25 de mayo de 2012

Recaídas y reencuentros

Dicen que cuando uno está de verdad enamorado, puede pasar meses sin ver a la persona amada, y aún así sentir el corazón henchido cuando vuelve a tenerla al lado.
Dicen que cualquier adicto corre el peligro de recaer en su vicio, aunque lleve años sin probarlo.
Dicen que los lugares a los que uno pertenece, son capaces de acogerle incluso después de haberlos abandonado.

Ayer, abrí las tapas de un libro. Un libro muy grueso, de más de ochocientas páginas. Un libro en edición rústica, de tapas blandas y letras pequeñas.
Me sumergí en él. Y a medida que leía, a medida que mis dedos pasaban página tras página, comencé a respirar mejor. Comencé a sentir que una llamita se avivaba con fuerza.
Me di cuenta, de golpe, del tiempo que hacía que no leía.

No fue algo buscado, desde luego. El estrés, las responsabilidades, el cansancio y la comodidad de la pantalla, unidos a la falta de un libro suculento, se compincharon para alejarme de lo que siempre ha sido una prolongación de mí misma.
Y de repente me reencontré con el peso del libro entre las manos, con las páginas, con las vidas vividas a través de la tinta. Y me sentí mucho mejor.

Además, caí en la cuenta de que lo poco que leí en estos meses, fueron libros "fast food". Esos libros que lees rápido, que consumes más que disfrutas. Libros que, aunque puedan engancharte y aportarte cosas, se van enseguida.
Éste era un libro de descripciones de ideas y pensamientos que ocupaban diez páginas.
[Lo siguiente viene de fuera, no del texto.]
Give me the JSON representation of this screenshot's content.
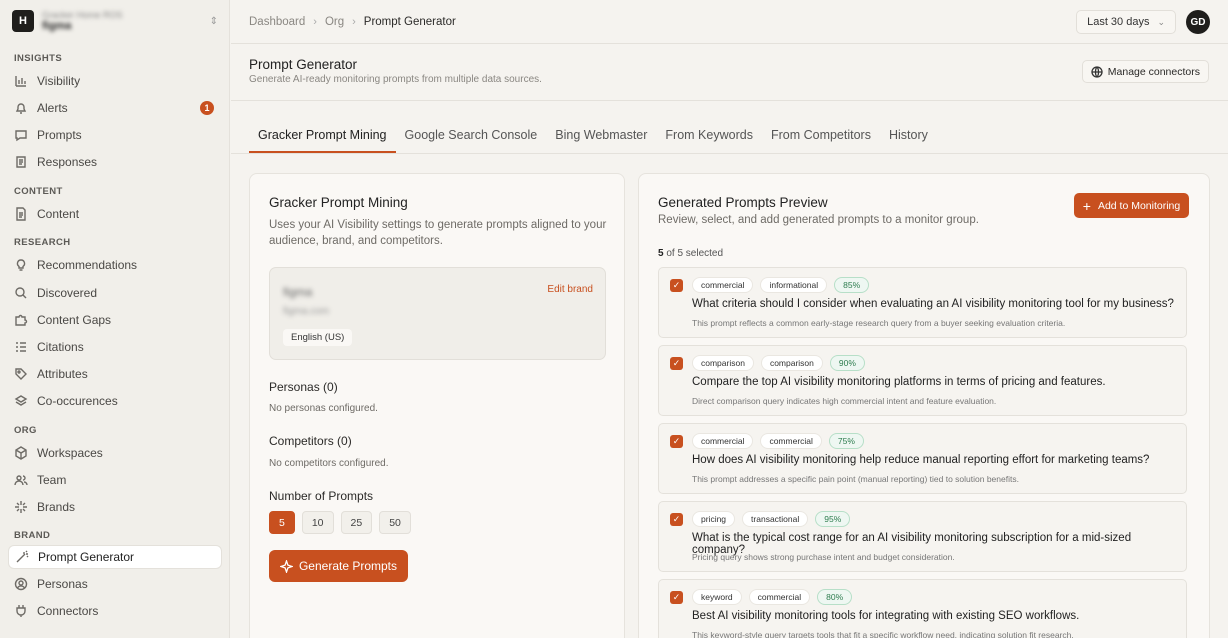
{
  "workspace": {
    "logo": "H",
    "sub": "Gracker Home ROS",
    "name": "figma"
  },
  "sidebar": {
    "sections": [
      "INSIGHTS",
      "CONTENT",
      "RESEARCH",
      "ORG",
      "BRAND"
    ],
    "items": [
      {
        "label": "Visibility",
        "icon": "bar-chart-icon"
      },
      {
        "label": "Alerts",
        "icon": "bell-icon",
        "badge": "1"
      },
      {
        "label": "Prompts",
        "icon": "message-icon"
      },
      {
        "label": "Responses",
        "icon": "clipboard-icon"
      },
      {
        "label": "Content",
        "icon": "document-icon"
      },
      {
        "label": "Recommendations",
        "icon": "lightbulb-icon"
      },
      {
        "label": "Discovered",
        "icon": "search-icon"
      },
      {
        "label": "Content Gaps",
        "icon": "puzzle-icon"
      },
      {
        "label": "Citations",
        "icon": "list-icon"
      },
      {
        "label": "Attributes",
        "icon": "tag-icon"
      },
      {
        "label": "Co-occurences",
        "icon": "layers-icon"
      },
      {
        "label": "Workspaces",
        "icon": "box-icon"
      },
      {
        "label": "Team",
        "icon": "users-icon"
      },
      {
        "label": "Brands",
        "icon": "sparkle-icon"
      },
      {
        "label": "Prompt Generator",
        "icon": "wand-icon"
      },
      {
        "label": "Personas",
        "icon": "user-circle-icon"
      },
      {
        "label": "Connectors",
        "icon": "plug-icon"
      }
    ]
  },
  "breadcrumb": [
    "Dashboard",
    "Org",
    "Prompt Generator"
  ],
  "date_range": "Last 30 days",
  "user_initials": "GD",
  "page": {
    "title": "Prompt Generator",
    "subtitle": "Generate AI-ready monitoring prompts from multiple data sources.",
    "manage_connectors": "Manage connectors"
  },
  "tabs": [
    "Gracker Prompt Mining",
    "Google Search Console",
    "Bing Webmaster",
    "From Keywords",
    "From Competitors",
    "History"
  ],
  "left": {
    "title": "Gracker Prompt Mining",
    "desc1": "Uses your AI Visibility settings to generate prompts aligned to your",
    "desc2": "audience, brand, and competitors.",
    "brand_name": "figma",
    "brand_url": "figma.com",
    "edit_brand": "Edit brand",
    "language": "English (US)",
    "personas_label": "Personas (0)",
    "personas_empty": "No personas configured.",
    "competitors_label": "Competitors (0)",
    "competitors_empty": "No competitors configured.",
    "number_label": "Number of Prompts",
    "number_options": [
      "5",
      "10",
      "25",
      "50"
    ],
    "number_selected": "5",
    "generate": "Generate Prompts"
  },
  "right": {
    "title": "Generated Prompts Preview",
    "subtitle": "Review, select, and add generated prompts to a monitor group.",
    "add": "Add to Monitoring",
    "selected_count": "5",
    "selected_suffix": "of 5 selected",
    "prompts": [
      {
        "tags": [
          "commercial",
          "informational"
        ],
        "score": "85%",
        "text": "What criteria should I consider when evaluating an AI visibility monitoring tool for my business?",
        "desc": "This prompt reflects a common early-stage research query from a buyer seeking evaluation criteria."
      },
      {
        "tags": [
          "comparison",
          "comparison"
        ],
        "score": "90%",
        "text": "Compare the top AI visibility monitoring platforms in terms of pricing and features.",
        "desc": "Direct comparison query indicates high commercial intent and feature evaluation."
      },
      {
        "tags": [
          "commercial",
          "commercial"
        ],
        "score": "75%",
        "text": "How does AI visibility monitoring help reduce manual reporting effort for marketing teams?",
        "desc": "This prompt addresses a specific pain point (manual reporting) tied to solution benefits."
      },
      {
        "tags": [
          "pricing",
          "transactional"
        ],
        "score": "95%",
        "text": "What is the typical cost range for an AI visibility monitoring subscription for a mid-sized company?",
        "desc": "Pricing query shows strong purchase intent and budget consideration."
      },
      {
        "tags": [
          "keyword",
          "commercial"
        ],
        "score": "80%",
        "text": "Best AI visibility monitoring tools for integrating with existing SEO workflows.",
        "desc": "This keyword-style query targets tools that fit a specific workflow need, indicating solution fit research."
      }
    ]
  },
  "colors": {
    "accent": "#c8501f",
    "score_green": "#2e7d4f"
  }
}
Un libro de palabras difíciles y conversaciones sutiles. Una de esas maravillas que hay que leer despacio, disfrutando cada palabra y cada coma con un placer tan estético como narrativo.

Desde ayer, me siento mejor. Siento que una parte de mí ha vuelto a su lugar. Me siento un paso más cerca de la salida de este curso que tanto ha causado.

De nuevo, hay un libro en mi vida. Un libro que leer poco a poco, y que ya tiene tras él dos o tres más, esperando, deseando ser parte de mi recaída, de mi reencuentro amoroso, de mi tentación. Invitándome a volver al que siempre fue mi refugio, mi lugar perfecto, mi santuario.

Os pido perdón por haberos dejado atrás tanto tiempo. Empecemos de nuevo. No volverá a ocurrir ^^



1 comentario:

  1. Me alegro de que te hayas reencontrado con los libros y mas que con los libros, con la lectura, que se había quedado a un lado. Es importante conservar esas pequeñas cosas que te llenan sin darte cuenta y que cuando se abandonan, por poco que sea, se nota aunque no seas consciente de ello.